Playing With Fire by Tess Gerritsen

Description: In a shadowy antiques shop in Rome, violinist Julia Ansdell happens upon a curious piece of music—the Incendio waltz—and is immediately entranced by its unusual composition. Full of passion, torment, and chilling beauty, and seemingly unknown to the world, the waltz, its mournful minor key, its feverish arpeggios, appear to dance with a strange life of their own. Julia is determined to master the complex work and make its melody heard.
Back home in Boston, from the moment Julia’s bow moves across the strings, drawing the waltz’s fiery notes into the air, something strange is stirred—and Julia’s world comes under threat. The music has a terrifying and inexplicable effect on her young daughter, who seems violently transformed. Convinced that the hypnotic strains of Incendio are weaving a malevolent spell, Julia sets out to discover the man and the meaning behind the score.

Her quest beckons Julia to the ancient city of Venice, where she uncovers a dark, decades-old secret involving a dangerously powerful family that will stop at nothing to keep Julia from bringing the truth to light.


Playing With Fire may be Tess Gerritsen’s best novel yet. I enjoy her Rizzoli and Isles books, but it’s her stand alones that are my favorites and Playing With Fire is at the top of that list.  It’s also one of the best books I’ve read in the last year.


The story starts when Julia Ansdell, a musician travelling in Italy, comes across a strange piece of music in an out of the way shop. It is a difficult composition, and when she plays it at home, it seems to create a violent transformation in her young daughter. The event launches Julia into a search for the music’s origin as well as an explanation for her daughter’s behavior. The two may be linked, although Julia faces increasing skepticism from her husband and friends.


The story alternates with a glimpse into the life of the composer, a young Italian Jewish boy (Lorenzo) at the beginning of World War II. Lorenzo is a talented musician who meets and falls in love with a non-Jewish girl, Laura, as they prepare to play in an important music competition. Lorenzo is caught between his father, who insists that sanity will return and they shouldn’t worry and his brother, who recognizes the danger posed to the Jewish community by Hitler and Italian fascists.

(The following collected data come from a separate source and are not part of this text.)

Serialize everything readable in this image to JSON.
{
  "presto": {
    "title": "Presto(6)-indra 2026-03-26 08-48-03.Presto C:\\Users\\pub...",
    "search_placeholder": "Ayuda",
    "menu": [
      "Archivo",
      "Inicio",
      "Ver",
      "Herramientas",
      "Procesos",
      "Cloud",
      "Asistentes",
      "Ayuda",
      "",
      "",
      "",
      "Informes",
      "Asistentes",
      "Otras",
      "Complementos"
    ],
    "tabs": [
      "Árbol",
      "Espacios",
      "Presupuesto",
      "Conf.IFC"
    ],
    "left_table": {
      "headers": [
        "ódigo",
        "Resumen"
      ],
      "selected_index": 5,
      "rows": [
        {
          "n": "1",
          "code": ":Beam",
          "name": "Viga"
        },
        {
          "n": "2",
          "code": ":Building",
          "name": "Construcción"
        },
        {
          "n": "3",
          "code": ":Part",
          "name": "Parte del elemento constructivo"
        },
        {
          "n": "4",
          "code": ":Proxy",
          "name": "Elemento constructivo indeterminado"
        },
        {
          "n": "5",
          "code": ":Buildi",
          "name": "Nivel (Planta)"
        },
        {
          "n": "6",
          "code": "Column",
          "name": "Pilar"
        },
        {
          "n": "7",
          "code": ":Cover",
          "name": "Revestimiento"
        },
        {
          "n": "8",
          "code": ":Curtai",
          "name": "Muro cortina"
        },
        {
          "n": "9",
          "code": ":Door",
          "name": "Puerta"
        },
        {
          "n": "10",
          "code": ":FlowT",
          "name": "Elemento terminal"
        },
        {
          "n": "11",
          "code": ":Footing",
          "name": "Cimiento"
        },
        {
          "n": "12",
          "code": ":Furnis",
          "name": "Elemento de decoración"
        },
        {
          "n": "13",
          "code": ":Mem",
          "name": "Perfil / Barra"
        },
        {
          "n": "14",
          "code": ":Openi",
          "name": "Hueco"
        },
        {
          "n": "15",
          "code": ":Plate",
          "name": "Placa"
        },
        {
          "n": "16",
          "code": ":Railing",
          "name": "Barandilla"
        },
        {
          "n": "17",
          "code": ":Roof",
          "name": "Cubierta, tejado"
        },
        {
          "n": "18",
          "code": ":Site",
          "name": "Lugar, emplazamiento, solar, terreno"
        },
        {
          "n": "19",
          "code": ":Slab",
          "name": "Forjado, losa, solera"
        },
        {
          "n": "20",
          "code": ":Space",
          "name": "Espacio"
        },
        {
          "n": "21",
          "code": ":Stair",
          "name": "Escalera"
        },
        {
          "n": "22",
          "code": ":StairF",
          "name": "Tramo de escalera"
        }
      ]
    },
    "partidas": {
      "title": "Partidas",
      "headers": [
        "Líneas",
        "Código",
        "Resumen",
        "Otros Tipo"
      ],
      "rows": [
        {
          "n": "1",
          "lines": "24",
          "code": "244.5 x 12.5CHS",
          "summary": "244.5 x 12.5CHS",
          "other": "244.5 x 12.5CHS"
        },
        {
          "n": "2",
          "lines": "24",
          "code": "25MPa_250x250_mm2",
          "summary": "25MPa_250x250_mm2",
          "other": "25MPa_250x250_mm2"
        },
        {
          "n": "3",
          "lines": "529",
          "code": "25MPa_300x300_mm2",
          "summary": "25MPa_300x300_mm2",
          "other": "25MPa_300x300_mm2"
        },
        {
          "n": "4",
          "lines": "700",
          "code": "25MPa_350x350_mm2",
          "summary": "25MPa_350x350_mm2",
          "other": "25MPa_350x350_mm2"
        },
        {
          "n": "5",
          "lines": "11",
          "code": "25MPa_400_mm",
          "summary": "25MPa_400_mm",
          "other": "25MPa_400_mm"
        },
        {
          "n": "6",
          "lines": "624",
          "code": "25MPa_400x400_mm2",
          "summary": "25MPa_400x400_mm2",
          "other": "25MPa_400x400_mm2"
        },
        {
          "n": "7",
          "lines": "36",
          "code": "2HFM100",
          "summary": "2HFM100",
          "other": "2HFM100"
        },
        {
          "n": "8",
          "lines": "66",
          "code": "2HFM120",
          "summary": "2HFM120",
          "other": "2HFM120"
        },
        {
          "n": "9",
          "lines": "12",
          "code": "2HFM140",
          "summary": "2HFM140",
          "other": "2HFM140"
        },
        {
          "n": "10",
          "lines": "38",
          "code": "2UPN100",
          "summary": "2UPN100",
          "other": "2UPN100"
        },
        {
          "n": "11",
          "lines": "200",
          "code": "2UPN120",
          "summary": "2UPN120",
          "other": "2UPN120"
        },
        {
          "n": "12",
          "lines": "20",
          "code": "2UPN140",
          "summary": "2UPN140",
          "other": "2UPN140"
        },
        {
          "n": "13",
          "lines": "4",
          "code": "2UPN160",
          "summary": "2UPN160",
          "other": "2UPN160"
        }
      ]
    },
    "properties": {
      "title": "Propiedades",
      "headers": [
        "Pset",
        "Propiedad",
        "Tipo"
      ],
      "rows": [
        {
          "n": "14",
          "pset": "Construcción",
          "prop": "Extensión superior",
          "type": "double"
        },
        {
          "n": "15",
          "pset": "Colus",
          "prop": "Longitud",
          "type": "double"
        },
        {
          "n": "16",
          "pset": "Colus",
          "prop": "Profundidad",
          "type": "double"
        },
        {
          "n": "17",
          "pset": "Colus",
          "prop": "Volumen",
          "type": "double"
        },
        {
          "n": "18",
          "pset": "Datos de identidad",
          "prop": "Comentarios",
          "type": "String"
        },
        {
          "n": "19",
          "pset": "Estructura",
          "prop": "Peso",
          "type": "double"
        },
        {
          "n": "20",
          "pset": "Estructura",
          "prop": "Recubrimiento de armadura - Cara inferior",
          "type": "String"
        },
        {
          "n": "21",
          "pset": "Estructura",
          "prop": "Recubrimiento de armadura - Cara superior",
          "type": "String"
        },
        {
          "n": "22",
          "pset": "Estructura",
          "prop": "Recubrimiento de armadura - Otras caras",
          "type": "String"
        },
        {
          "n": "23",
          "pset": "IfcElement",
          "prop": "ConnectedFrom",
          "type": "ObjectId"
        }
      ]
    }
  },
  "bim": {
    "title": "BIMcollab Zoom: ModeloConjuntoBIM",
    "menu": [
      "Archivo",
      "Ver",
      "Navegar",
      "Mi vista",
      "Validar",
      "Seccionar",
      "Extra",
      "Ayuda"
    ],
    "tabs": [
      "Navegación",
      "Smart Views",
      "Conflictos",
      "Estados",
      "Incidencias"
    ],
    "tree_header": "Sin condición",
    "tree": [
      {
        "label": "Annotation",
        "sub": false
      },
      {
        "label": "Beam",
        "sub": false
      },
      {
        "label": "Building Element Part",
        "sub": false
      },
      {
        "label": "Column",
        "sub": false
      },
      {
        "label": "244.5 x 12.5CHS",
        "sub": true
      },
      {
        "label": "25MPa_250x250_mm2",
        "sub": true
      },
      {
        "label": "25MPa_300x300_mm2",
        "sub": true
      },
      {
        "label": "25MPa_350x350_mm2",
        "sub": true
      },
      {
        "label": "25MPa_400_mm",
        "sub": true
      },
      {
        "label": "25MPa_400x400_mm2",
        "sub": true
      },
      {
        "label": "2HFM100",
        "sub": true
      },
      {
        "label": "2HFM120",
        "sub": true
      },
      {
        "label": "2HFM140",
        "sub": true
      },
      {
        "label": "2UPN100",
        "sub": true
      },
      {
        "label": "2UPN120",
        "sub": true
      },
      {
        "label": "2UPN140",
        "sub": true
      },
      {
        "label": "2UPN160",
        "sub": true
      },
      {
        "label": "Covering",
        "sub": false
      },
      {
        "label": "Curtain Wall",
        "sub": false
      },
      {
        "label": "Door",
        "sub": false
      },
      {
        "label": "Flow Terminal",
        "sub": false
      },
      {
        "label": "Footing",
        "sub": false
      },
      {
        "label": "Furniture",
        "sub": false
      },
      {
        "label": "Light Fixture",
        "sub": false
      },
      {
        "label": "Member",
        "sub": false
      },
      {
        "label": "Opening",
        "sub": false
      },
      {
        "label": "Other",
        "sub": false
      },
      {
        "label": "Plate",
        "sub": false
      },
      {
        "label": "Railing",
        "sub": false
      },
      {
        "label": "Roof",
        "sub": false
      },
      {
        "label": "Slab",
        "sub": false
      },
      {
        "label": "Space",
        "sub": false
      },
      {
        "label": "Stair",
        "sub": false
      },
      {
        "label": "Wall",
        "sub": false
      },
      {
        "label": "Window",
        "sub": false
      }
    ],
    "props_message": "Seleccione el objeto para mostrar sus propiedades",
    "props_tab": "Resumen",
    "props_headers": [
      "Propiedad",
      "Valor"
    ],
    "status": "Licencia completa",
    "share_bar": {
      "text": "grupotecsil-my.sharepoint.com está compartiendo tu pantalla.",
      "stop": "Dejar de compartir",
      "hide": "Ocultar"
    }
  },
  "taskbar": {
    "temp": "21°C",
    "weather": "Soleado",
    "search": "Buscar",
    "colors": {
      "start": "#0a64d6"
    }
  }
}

The story goes back and forth between Julia’s search into the history of the music and the clues it may hold to her daughter’s behavior and Lorenzo as his family’s life changes irrevocably even as he loses himself in his music and the hope he has found in Laura. The danger each faces grows constantly.


I was not overly familiar with the details of the Italian Jews in World War II and found Gerritsen’s depiction of that time haunting and tragic. The perspective on those horrific times through the eyes of one individual is incredibly moving. Gerritsen does an outstanding job of investing the reader in both storylines as they come together in a satisfying way, even if neither storyline ends as might be expected.


At under 250 pages, this is a quick, intense read. There is not a word wasted. Gerritsen is at the top of her form and Playing With Fire is a must read.


I was fortunate to receive an advance copy of this book.